La grossesse particulière des malades chroniques
Publié le 17 févr. 2015
Tous les ans, quelques dizaines de jeunes femmes sous dialyse pour insuffisance rénale chronique grave arrivent à mener à bien une grossesse. C'était inconcevable il y a encore quelques années. «Le pronostic de la grossesse chez ces patientes s'est beaucoup amélioré: même si elle reste à risque, celle-ci n'est plus strictement contre-indiquée», explique le Dr Marine Panaye, néphrologue (CHU Lyon).
La survie des enfants nés de ces mères sous dialyse est passée de 20 % dans les années 1980 à 80-90 % aujourd'hui, indique une étude récente. Des résultats dus à une dialyse plus intensive de ces femmes enceintes et aux progrès de la réanimation des prématurés. Auparavant, le pronostic de ces grossesses était si mauvais qu'on demandait aux patientes d'attendre d'abord d'être greffées, ce qui peut demander quelques années. Or la maladie, en plus de l'âge, réduit leur fertilité… «Mais toute grossesse en présence d'insuffisance rénale, même modérée, reste compliquée, car la grossesse favorise la dégradation rénale, augmente le risque de prééclampsie (1) et de prématurité. Il est donc important d'anticiper sa grossesse, de la préparer, afin qu'elle se déroule dans les meilleures conditions», insiste le médecin.
La grossesse en cas de maladie chronique grave peut constituer un risque pour la mère et pour l'enfant, même si ce risque est mieux maîtrisé depuis quelques années. «Dans certaines pathologies si lourdes qu'on pensait que ces fillettes ne deviendraient jamais adolescentes, puisqu'elles n'atteindraient pas l'âge adulte, les progrès médicaux ont été tels qu'aujourd'hui ces malades sont des jeunes femmes, avec une vie de couple et un désir d'enfant», souligne le Pr Jacky Nizard, obstétricien (CHU Pitié-Salpétrière, Paris).
Ainsi, plus de 50 enfants par an naissent désormais en France de mères atteintes de mucoviscidose, malgré les difficultés respiratoires, les infections chroniques qui compliquent la grossesse… et un futur incertain. Des femmes jeunes, cardiaques, qui auparavant mouraient d'infarctus à 25 ans, sont aujourd'hui sauvées par la chirurgie et veulent un bébé. Chez une jeune femme atteinte de sclérose en plaques ou de lupus, avec une maladie stable, sans poussées, la grossesse exige surtout une surveillance renforcée, en lien avec le spécialiste. Et avec l'anesthésiste: «C'est une autre évolution. On n'accouche plus systématiquement les femmes ayant une maladie chronique par césarienne. L'accouchement peut aussi souvent se faire désormais par voie naturelle, sous péridurale.»
Anticiper
Autre difficulté de ces grossesses, l'effet du traitement de la maladie sur le fœtus. Ainsi, la plupart des anticonvulsivants prescrits dans l'épilepsie présentent un risque malformatif. Il faut donc, quand c'est possible, chercher à équilibrer la femme avec d'autres médicaments… Même problème avec certains traitements de l'hypertension (IEC), avec les traitements antirejets, etc. «C'est pourquoi nous insistons tant sur la nécessité pour ces femmes de prévoir leur grossesse longtemps à l'avance et de voir un obstétricien en consultation préconceptionnelle afin de démarrer une éventuelle grossesse dans les conditions optimales. Cela permet d'examiner les difficultés en concertation avec le spécialiste qui les suit pour leur maladie, de déterminer ensemble quels médicaments garder, arrêter ou substituer, et quels objectifs de traitement vont les amener au meilleur état possible pour débuter leur grossesse», explique le Dr Anne-Gaël Cordier, obstétricienne (Hôpital Antoine-Béclère, Clamart).

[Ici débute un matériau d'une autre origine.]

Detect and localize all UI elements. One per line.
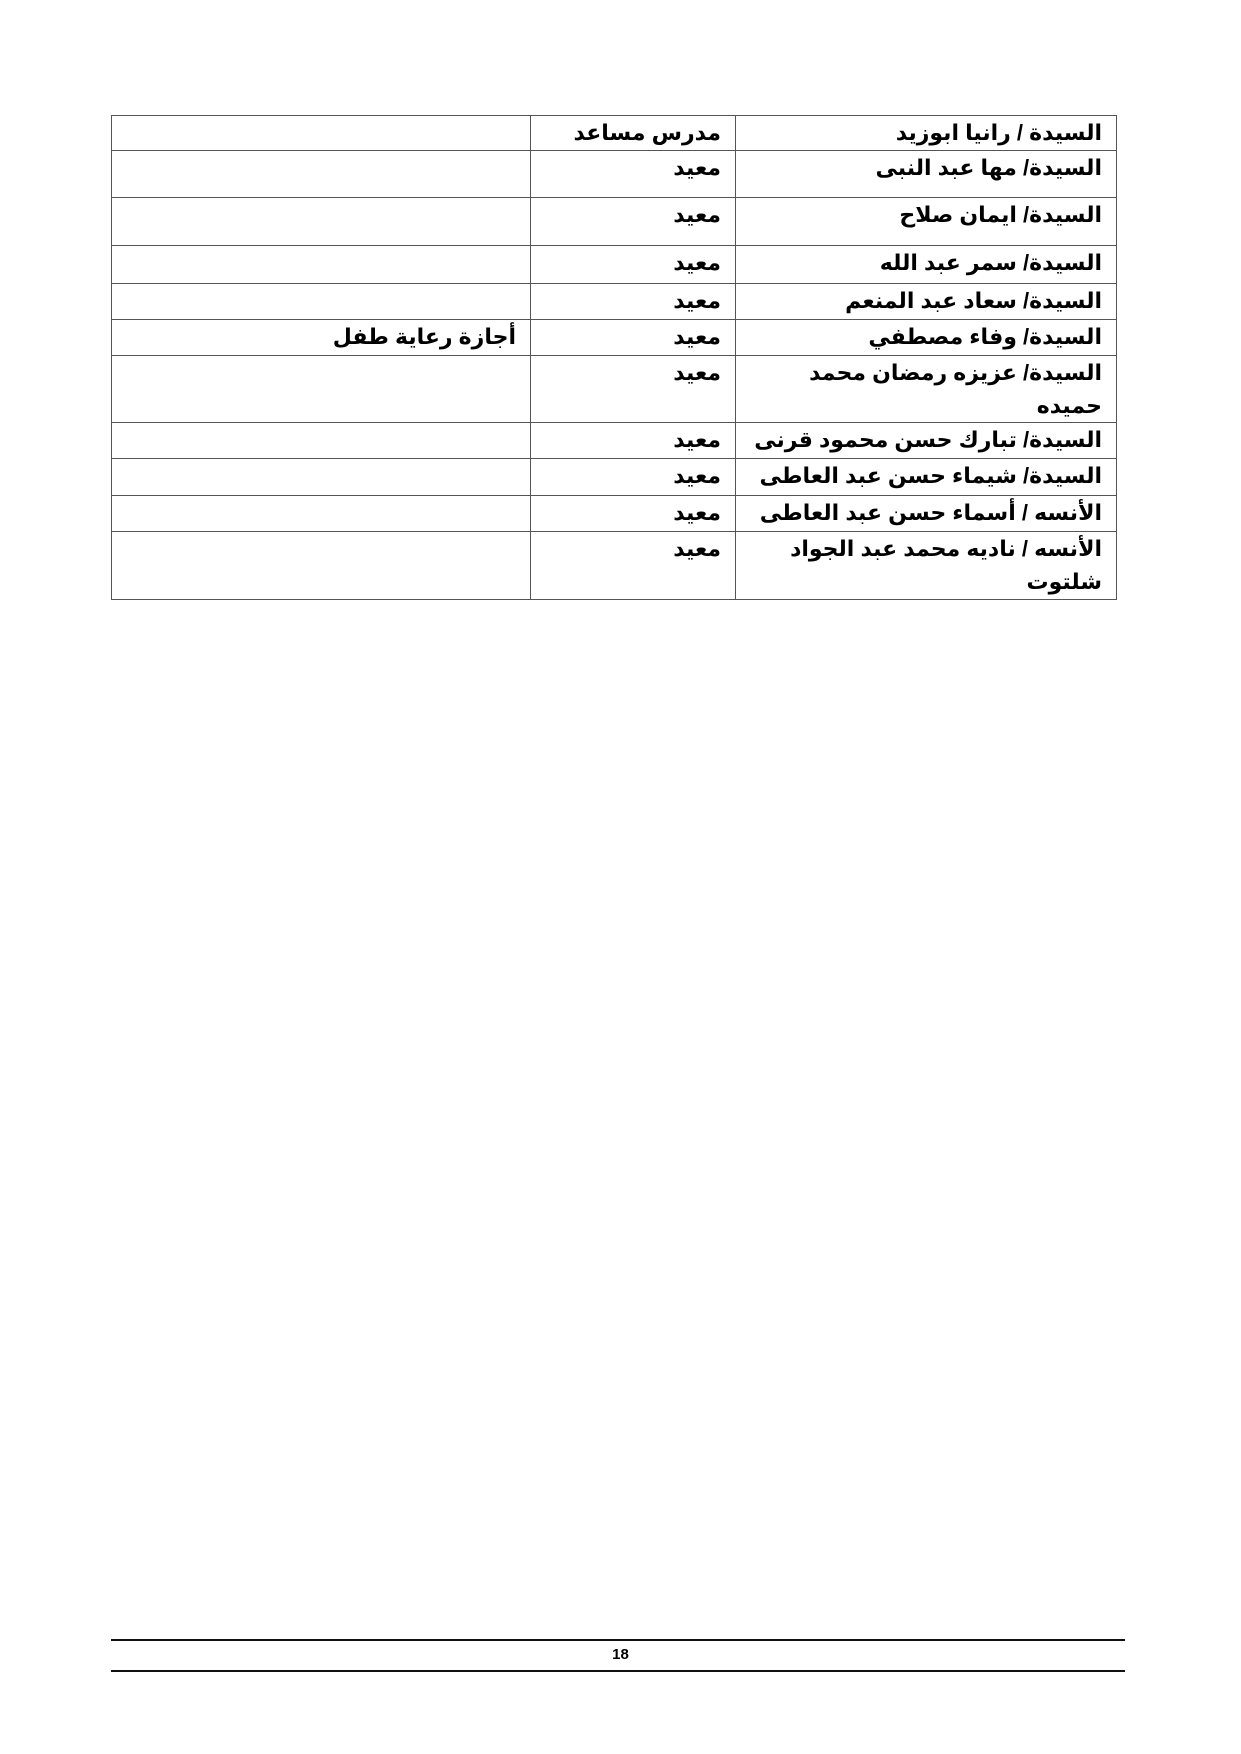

Une enquête épidémiologique en cours, «Epimoms», devrait bientôt fournir des données chiffrées et une vue d'ensemble sur ces grossesses particulières. D'autant que la situation évolue vite.
Certaines contre-indications absolues à la grossesse persistent - hypertensions pulmonaires ou maladies vasculaires très particulières -, mais elles sont désormais rares. À l'inverse, des femmes pour lesquelles une première grossesse avait constitué une sorte d'exploit envisagent désormais, malgré la maladie, de donner un frère ou une sœur à leur premier enfant…
* Une hypertension spécifique de la grossesse qui peut conduire à un accouchement prématuré et, dans des formes sévères, menacer la vie de la mère et du fœtus.